Moomin Café in Tokyo has gained notoriety in recent weeks for their offer to seat gigantic stuffed animals across the table from solo diners in an attempt to reduce any discomfort from eating alone.
Naturally, this would make any rationale person infinitely more uncomfortable.
Slate recently ran a piece entitled What It Is Like To Eat Alone at a Fancy Restaurant that opens with this sentence:
I hated eating alone. I've gone out of my way to avoid eating alone, because it makes me feel awkward and extremely self-aware.
I realize that this may sound naïve, but I fail to understand any discomfort that people feel with eating alone in any restaurant.
Embarrassment is a real emotion, and I certainly experience it on occasion.
The time when a student pointed out the enormous hole that my cat had chewed in the front of my woolen pants was embarrassing.
The time when I mistakenly called a person who I know well by the wrong name three times in the span of 30 minutes was embarrassing.

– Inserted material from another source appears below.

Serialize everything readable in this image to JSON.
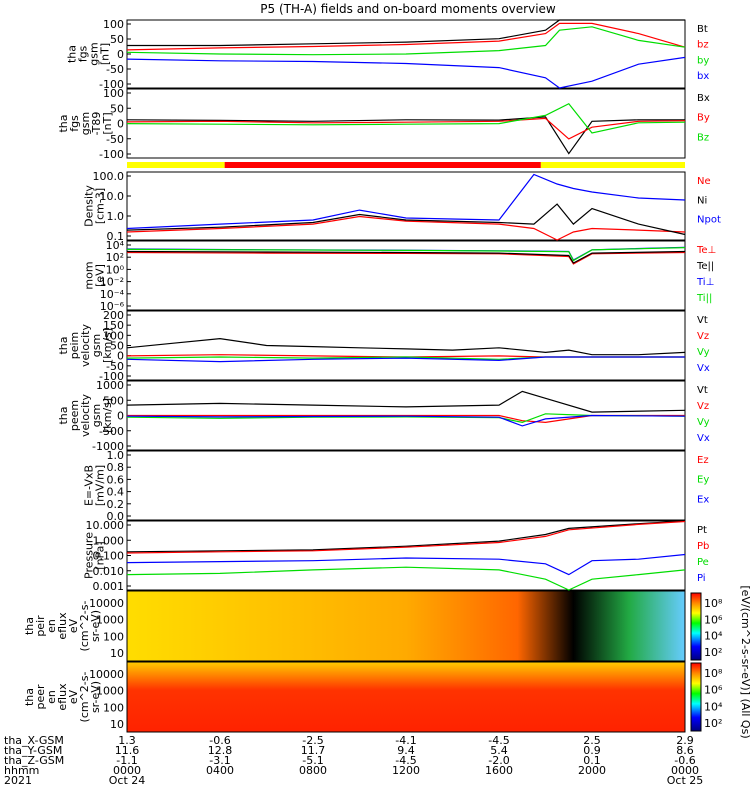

The time when I drove in the wrong direction on Fifth Avenue in front of the Metropolitan Museum of Art and had be assisted in a three-point turn by my grandmother-in-law’s doorman in the presence of my wife was embarrassing.
But dining alone? This hardly seems embarrassing at all. This isn’t exactly high school. People aren’t sitting alone at a cafeteria table because their classmates have ostracized them.
Sometimes we find ourselves alone and in need of a meal. This does not indicate a failure of action or character. It’s reasonable for people to occasionally be alone at mealtime.
Moreover, I fail to understand embarrassment when it happens in front of people who we will never see again or when it happens absent an act of stupidity or thoughtlessness.
If you’re never going to see these people in the restaurant again, who cares?
If you haven’t done something incredibly stupid or thoughtless, who cares?
Even if the waiter and your fellow diners are laughing at you (and they are not because people are not nearly as interested in you as you think), you will never see these people again.
You’ve done nothing wrong.
Why feel embarrassment?
If you say something incredibly rude and your dinner companion throws a glass of water in your face and storms out of the restaurant, leaving you alone at the table, I would understand feeling embarrassed.
If you declined a dinner invitation with an annoying friend and was then spotted by that same friend eating alone, I’d understand feeling embarrassed.
But if you’re worried about what the middle-aged couple sitting to your left or the group of twenty-somethings sitting to your right are thinking about your decision to dine alone, you probably have a lot of room for personal growth.
A cashier recently commented on the wireless headphones that practically live on top of my head. She said, “I love the idea of those things, but I think I’d feel a little weird walking around with them. Don’t you worry what people think about them?”
“People?” I said. “No. Why would I care what you think about me? My wife and friends? Maybe.”
But in the case of my headphones, I still don’t care. Yes, they make me look different than almost everyone else around me, and yes, they even look a little silly at times. And it’s true that I get questions about them all the time, including comments like those of the cashier.
People question me about them all the time.
But my wife sees the value to wearing them, and she blessedly accepts me for who I am (perhaps because she also tends not to care about what others think). It’s true that some of my friends and family have teased me about my headphones, but who cares? They’re not exactly rescinding their friendship in the process.
A few have made passive-aggressive comments about my decision to wear my headphones, but making a passive-aggressive comment is much more egregious and potentially embarrassing than wearing a pair of headphones for much of the day.
One or two people have actually approached my wife, questioning my decision to wear my headphones as often as I do, but she rightfully dismissed these comments by asking these individuals to file their complaint with me instead of her.
Despite what some may think, she’s not my mother.
I feel embarrassed when I do something stupid or thoughtless in the presence of people who I care about and respect.
I feel like this is the appropriate bar for embarrassment. Absent these two conditions, I rarely feel embarrassed.
None of these conditions apply to dining solo. If you’re feeling embarrassed about eating alone in a restaurant, reject the stuffed animal, order the prime rib, and get over it.
It’s likely that the only person in the restaurant who is even aware of your solitary status is you.